One can show that any subgroup $$H$$ that contains $$C$$ is a normal subgroup with a few algebraic manipulations. However, I am curious about whether it is also true that every normal subgroup must contain the commutator subgroup. I started with the definition of a normal subgroup, that the left and right cosets are equal, and it follows that it is invariant under conjugation. As such, $$gh_1g^{-1} = h_2$$ for $$h_1, h_2 \in H$$, and therefore the commutator $$gh_1gh^{-1}h^{-1} \in H$$, but that isn't the set of all commutators because our conjugation process doesn't account for elements not in $$H$$. Is there a way to show that all commutators are part of any normal subgroup?

• Mar 21 '19 at 17:06
• The commutator subgroup of $S_n$ is $A_n$. Does $S_4$ contain any normal subgroups other than $\{e\}$, $A_4$, and $S_4$? Or, if $G$ is not abelian, and $A$ is abelian, what is commutator subgroup of $G\times A$? And is $\{e\}\times A$ normal in $G\times A$? And for one with partial intersection, take group $G_1$ and $G_2$ with $1\neq [G_1,G_1] \neq G_1$, $1\neq [G_2,G_2]\neq G_2$, and look at $G_1\times G_2$. Mar 21 '19 at 17:18

So to find a counterexample, all you have to do is to define a homomorphism from a group $$G$$ onto a nonabelian group $$H$$.
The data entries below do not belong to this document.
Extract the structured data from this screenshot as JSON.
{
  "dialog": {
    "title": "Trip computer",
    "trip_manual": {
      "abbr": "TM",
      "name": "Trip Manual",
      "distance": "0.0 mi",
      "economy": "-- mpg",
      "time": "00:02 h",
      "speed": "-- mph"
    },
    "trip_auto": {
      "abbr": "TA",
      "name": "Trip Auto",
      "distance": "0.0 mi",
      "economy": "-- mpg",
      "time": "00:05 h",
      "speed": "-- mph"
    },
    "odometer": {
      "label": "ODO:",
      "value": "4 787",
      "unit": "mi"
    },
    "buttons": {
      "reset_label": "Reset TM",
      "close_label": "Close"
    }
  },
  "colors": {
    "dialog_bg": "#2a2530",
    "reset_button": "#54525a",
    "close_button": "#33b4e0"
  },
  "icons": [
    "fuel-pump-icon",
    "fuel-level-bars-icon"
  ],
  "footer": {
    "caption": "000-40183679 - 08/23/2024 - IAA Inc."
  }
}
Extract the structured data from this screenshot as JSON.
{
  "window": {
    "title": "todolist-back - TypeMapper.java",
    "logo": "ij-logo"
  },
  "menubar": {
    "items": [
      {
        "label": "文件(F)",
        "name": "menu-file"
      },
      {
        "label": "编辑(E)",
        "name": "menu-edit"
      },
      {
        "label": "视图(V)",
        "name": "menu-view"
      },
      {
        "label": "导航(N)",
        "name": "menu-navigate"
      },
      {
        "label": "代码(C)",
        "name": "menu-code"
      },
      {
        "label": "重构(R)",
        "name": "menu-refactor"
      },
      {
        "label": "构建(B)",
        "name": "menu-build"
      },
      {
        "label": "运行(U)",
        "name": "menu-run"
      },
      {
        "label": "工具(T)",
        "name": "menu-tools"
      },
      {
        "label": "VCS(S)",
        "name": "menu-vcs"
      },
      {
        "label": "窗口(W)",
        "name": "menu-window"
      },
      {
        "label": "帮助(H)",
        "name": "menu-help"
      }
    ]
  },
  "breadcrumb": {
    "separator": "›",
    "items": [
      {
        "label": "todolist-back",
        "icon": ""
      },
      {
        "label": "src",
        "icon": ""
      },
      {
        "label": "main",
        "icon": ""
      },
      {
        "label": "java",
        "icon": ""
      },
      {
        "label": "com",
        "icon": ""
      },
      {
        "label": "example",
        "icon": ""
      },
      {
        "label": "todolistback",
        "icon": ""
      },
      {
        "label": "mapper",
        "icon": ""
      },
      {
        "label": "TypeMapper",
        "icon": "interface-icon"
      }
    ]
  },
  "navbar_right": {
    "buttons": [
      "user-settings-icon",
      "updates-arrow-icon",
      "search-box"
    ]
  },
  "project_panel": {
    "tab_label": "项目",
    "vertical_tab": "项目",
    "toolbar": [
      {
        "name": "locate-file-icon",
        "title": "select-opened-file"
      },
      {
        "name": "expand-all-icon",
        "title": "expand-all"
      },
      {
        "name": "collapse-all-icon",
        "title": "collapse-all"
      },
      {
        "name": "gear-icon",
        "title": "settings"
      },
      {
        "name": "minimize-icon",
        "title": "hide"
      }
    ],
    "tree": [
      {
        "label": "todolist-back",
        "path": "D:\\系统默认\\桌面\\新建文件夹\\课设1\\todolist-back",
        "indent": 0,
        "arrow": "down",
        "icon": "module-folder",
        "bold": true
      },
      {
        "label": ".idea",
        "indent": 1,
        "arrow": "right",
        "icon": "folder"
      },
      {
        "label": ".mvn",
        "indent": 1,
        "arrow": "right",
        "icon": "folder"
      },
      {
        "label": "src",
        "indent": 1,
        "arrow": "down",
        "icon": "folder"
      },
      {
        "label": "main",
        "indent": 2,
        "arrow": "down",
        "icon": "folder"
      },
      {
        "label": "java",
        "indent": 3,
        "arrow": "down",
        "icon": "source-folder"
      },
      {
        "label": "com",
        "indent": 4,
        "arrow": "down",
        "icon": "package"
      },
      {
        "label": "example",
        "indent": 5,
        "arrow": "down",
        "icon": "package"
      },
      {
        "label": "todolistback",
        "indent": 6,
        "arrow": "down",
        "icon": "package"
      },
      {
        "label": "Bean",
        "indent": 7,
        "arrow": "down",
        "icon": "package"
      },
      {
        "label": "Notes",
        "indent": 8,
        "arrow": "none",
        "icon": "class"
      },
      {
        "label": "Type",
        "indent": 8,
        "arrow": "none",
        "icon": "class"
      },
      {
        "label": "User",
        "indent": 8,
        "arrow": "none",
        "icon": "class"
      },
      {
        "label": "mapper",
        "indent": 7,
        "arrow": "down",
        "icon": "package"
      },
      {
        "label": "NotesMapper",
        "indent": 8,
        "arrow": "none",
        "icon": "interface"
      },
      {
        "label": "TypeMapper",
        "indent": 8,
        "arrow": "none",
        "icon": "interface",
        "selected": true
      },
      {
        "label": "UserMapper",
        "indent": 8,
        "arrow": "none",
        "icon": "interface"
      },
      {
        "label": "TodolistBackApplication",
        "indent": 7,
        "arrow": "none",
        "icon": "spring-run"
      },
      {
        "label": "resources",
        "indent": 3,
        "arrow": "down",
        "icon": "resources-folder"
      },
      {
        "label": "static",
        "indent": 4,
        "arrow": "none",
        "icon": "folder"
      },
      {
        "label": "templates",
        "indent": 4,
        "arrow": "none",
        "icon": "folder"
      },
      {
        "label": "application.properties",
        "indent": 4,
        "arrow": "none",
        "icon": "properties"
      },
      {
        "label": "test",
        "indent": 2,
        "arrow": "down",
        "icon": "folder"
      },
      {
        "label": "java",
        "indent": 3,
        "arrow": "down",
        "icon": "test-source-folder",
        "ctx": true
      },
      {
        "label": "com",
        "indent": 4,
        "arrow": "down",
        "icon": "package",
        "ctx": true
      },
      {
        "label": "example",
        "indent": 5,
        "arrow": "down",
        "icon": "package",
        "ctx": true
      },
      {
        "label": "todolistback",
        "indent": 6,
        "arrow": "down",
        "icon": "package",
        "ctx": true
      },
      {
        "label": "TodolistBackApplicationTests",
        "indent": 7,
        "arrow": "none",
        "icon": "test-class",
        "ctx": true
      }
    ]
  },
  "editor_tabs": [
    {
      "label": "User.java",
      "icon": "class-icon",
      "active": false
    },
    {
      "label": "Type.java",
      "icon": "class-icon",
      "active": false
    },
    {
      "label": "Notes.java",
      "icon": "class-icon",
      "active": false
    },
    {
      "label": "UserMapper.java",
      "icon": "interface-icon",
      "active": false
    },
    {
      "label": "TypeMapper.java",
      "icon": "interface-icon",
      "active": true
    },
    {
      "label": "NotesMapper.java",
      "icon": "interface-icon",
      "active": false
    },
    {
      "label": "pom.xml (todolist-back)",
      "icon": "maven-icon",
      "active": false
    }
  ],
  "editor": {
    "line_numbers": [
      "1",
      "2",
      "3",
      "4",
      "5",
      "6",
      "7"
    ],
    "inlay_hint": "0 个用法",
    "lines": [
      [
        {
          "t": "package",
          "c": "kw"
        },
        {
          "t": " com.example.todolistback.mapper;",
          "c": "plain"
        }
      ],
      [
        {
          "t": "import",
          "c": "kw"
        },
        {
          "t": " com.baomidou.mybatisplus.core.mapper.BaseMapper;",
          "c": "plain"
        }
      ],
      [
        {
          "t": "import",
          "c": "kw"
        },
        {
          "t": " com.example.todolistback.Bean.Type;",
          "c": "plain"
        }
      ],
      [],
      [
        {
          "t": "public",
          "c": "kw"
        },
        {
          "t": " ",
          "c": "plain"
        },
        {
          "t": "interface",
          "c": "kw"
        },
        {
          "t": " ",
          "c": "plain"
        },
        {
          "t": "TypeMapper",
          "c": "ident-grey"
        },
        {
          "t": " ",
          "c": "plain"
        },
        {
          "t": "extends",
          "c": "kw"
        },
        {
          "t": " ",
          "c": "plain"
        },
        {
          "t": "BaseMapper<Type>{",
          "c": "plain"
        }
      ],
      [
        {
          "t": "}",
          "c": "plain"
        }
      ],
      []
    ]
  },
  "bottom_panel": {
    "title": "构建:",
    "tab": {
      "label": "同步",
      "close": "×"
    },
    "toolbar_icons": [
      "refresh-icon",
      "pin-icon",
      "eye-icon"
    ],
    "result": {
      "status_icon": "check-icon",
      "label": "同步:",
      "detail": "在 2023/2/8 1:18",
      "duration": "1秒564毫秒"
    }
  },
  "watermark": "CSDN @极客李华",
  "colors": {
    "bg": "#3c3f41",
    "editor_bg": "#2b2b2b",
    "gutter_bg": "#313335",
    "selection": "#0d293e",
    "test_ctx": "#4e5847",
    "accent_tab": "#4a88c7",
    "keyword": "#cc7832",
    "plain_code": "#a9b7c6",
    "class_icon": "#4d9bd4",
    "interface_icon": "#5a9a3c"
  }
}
So, take your favorite nonabelian group, I'll take $$S_3$$, the symmetric group on three symbols. Define $$G = S_3 \times S_3$$, define $$H = S_3$$, and define the surjective homomorphism $$f : G \to H$$ by $$f(a,b)=b$$. Its kernel is a nontrivial normal subgroup of $$G$$ that does not contain the commutator subgroup of $$G$$.